The Purple Saturdays movement calls for global solidarity to save Afghan women
The Purple Saturdays movement, a women’s protest group in Afghanistan, has called for the solidarity and unified voice of the international community to save Afghan women from their “slow death” situation.
In a statement released on Wednesday, April 2, the movement emphasized that millions of Afghan girls and women have been deprived of the right to education, employment, and free living for the past three and a half years.
According to the statement, Afghan women have been living under the shadow of fear, systematic oppression, and despair during this period. The movement described the current situation not only as a violation of women’s basic freedoms and rights but also warned that these restrictions have led to a significant rise in mental illnesses, depression, and hopelessness, especially among young girls and women.
The Purple Saturdays movement, referring to these conditions as a “silent death,” has called on the international community, human rights organizations, and global activists to raise their voices in protest and launch pressure campaigns, fulfilling their moral responsibility toward Afghan women. Part of the statement reads: “Silence in the face of this humanitarian disaster is complicity with oppression. The world must wake up.”

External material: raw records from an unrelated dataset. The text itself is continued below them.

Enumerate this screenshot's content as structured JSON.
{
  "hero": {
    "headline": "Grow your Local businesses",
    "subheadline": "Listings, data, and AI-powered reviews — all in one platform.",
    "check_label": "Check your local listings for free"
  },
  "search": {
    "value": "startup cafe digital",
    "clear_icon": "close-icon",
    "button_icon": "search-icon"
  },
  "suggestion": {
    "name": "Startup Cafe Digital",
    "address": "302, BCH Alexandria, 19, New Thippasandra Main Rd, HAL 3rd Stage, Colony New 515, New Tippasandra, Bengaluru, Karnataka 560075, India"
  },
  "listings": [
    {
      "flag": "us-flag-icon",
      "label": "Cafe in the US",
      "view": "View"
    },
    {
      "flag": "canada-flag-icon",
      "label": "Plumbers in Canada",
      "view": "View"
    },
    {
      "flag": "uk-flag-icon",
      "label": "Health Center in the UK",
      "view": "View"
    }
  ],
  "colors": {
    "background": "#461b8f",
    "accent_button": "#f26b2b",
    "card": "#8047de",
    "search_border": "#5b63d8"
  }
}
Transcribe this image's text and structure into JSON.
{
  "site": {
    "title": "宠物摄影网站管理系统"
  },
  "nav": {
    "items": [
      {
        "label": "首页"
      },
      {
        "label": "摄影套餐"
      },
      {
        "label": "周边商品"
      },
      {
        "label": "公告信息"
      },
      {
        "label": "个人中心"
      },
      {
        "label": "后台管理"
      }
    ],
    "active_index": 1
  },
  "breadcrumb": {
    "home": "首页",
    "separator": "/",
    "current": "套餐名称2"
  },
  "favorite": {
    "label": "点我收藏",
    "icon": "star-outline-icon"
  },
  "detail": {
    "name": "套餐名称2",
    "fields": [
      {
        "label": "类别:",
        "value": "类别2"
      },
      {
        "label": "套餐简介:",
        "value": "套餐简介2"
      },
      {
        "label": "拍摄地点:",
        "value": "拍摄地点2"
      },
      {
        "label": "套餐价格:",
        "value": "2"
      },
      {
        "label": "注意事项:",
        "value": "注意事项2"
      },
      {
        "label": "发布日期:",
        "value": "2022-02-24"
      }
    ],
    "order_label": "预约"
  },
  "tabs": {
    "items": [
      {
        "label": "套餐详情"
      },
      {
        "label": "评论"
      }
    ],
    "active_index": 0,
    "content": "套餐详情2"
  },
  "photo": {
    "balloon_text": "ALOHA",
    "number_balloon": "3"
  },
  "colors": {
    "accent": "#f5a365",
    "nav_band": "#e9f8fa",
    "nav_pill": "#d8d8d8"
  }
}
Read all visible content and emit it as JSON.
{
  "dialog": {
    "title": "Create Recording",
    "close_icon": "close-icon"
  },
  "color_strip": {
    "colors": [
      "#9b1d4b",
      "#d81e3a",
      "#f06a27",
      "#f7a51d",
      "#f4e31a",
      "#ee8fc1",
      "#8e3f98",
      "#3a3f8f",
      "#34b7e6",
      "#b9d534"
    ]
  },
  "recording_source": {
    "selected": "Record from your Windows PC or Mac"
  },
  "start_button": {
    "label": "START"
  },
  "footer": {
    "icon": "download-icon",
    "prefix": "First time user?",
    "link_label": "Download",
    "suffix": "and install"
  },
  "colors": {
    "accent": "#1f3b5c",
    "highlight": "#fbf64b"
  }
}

The movement also pointed to the issuance of dozens of restrictive decrees by the Taliban against women, which over the past three and a half years have banned women from participating in educational, professional, social, and even recreational activities. Under these laws, Afghan women have been deprived of the right to study at universities, work in government and non-government organizations, enter parks, and travel without a male guardian.
The Purple Saturdays movement, which had previously organized symbolic protests and used the color purple as a symbol of women’s resistance, stated that the continuation of this oppression not only threatens the current generation but also the future of Afghanistan.
The movement has called on the United Nations and influential countries to use political and economic leverage to pressure the Taliban into canceling their anti-women decrees.
While the Taliban claim that their laws are based on “Islamic Sharia,” international organizations and human rights experts consider these restrictions a flagrant violation of women’s basic rights and international treaties.